Swiftcore¶
- blocked(S, rev, solver)[source]¶
blocked finds all the irreversible blocked reactions and is utilized in swiftcc
- USAGE
result = blocked (S, rev, solver)
- INPUTS
S – the associated sparse stoichiometric matrix
rev – the 0-1 vector with 1’s corresponding to the reversible reactions
solver – the LP solver to be used; the currently available options are ‘gurobi’, ‘linprog’, and ‘cplex’ with the default value of ‘linprog’. It fallbacks to the COBRA LP solver interface if another supported solver is called.
- OUTPUT
result – the result returned by the LP solver; among the last n entries, all the -1 entries are blocked, and the other entries are zero. The first m entries are its fictitious metabolite certificate.
- core(model, blocked, weights, solver)[source]¶
core finds a feasible flux distribution to unblock a given list of blocked reactions and is utilized in swiftcore
- USAGE
flux = core (S, rev, blocked, weights, solver)
- INPUTS
model – the metabolic network with fields: * .S - the associated sparse stoichiometric matrix * .rev - the 0-1 indicator vector of the reversible reactions * .rxns - the cell array of reaction abbreviations * .mets - the cell array of metabolite abbreviations
blocked – the 0-1 vector with 1’s corresponding to the blocked reactions
weights – weight vector for the penalties associated with each reaction
solver – the LP solver to be used; the currently available options are ‘gurobi’, ‘linprog’, and ‘cplex’ with the default value of ‘linprog’. It fallbacks to the COBRA LP solver interface if
another supported solver is called.
- OUTPUT
flux – a feasible flux distribution
- partition(model, solver, algorithm)[source]¶
swiftcc++ and fastcc++ augment swiftcc and fastcc by this preprocess
- USAGE
component = partition (model, solver, algorithm)
- INPUTS
model – the metabolic network reconstruction * .S - the associated sparse stoichiometric matrix * .lb - feasible flux distribution lower bound * .ub - feasible flux distribution uppper bound * .rxns - cell array of reaction abbreviations * .rev - the 0-1 indicator vector of the reversible reactions
solver – the LP solver to be used; the currently available options are ‘gurobi’, ‘linprog’, and ‘cplex’ with the default value of ‘linprog’. It fallbacks to the COBRA LP solver interface if another supported solver is called.

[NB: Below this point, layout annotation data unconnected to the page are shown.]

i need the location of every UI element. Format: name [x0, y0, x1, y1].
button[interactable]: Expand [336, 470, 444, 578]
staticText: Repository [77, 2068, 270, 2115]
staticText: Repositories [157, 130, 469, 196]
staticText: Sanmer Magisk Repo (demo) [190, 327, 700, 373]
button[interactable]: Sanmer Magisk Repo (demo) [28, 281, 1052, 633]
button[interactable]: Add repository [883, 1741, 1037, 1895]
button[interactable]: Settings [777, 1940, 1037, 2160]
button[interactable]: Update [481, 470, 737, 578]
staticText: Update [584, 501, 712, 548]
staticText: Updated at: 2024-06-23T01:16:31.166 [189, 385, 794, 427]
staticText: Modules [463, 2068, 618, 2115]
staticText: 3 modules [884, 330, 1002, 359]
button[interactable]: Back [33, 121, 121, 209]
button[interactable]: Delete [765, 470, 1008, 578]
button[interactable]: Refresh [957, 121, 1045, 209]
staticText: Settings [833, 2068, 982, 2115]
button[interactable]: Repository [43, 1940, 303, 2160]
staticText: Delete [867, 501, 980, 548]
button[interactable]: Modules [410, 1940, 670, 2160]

algorithm – the backend algorithm to be utilized between ‘swift’ and ‘fast’
- OUTPUT
component – the index set of the reactions constituting the maximum flux consistent metabolic subnetwork
Note
requires bioinformatics toolbox
- swiftcc(S, rev, varargin)[source]¶
swiftcc is an even faster version of fastcc
- USAGE
consistent = swiftcc (S, rev [, solver])
- INPUTS
S – the associated sparse stoichiometric matrix
rev – the 0-1 vector with 1’s corresponding to the reversible reactions
- OPTIONAL INPUT
solver – the LP solver to be used; the currently available options are ‘gurobi’, ‘linprog’, and ‘cplex’ with the default value of ‘linprog’. It fallbacks to the COBRA LP solver interface if another supported solver is called.
- OUTPUT
consistent – the 0-1 indicator vector of the reactions constituting the maximum flux consistent metabolic subnetwork
- swiftcore(model, coreInd, weights, tol, reduction, varargin)[source]¶
swifcore is an even faster version of fastcore
- USAGE
[reconstruction, reconInd, LP] = swiftcore (model, coreInd, weights, tol, reduction, solver)
- INPUTS
model – the metabolic network with fields: * .S - the associated sparse stoichiometric matrix * .lb - lower bounds on reaction rates * .ub - upper bounds on reaction rates * .rxns - the cell array of reaction abbreviations * .mets - the cell array of metabolite abbreviations
coreInd – the set of indices corresponding to the core reactions
weights – the weight vector for the penalties associated with each reaction
tol – zero-tolerance, i.e., the smallest flux value considered nonzero
reduction – boolean enabling the metabolic network reduction preprocess
- OPTIONAL INPUT
solver – the LP solver to be used; the currently available options are ‘gurobi’, ‘linprog’, and ‘cplex’ with the default value of ‘linprog’. It fallbacks to the COBRA LP solver interface if another supported solver is called.
- OUTPUTS
reconstruction – the flux consistent metabolic network reconstructed from the core reactions
reconInd – the 0-1 indicator vector of the reactions constituting the reconstruction
LP – the number of solved LPs
Note
For the choice of the weight vector, use c*ones(n, 1) where c is an arbitrary constant c > 1 if you have no preference over reactions. Also, note that the input model is assumed to be flux consistent.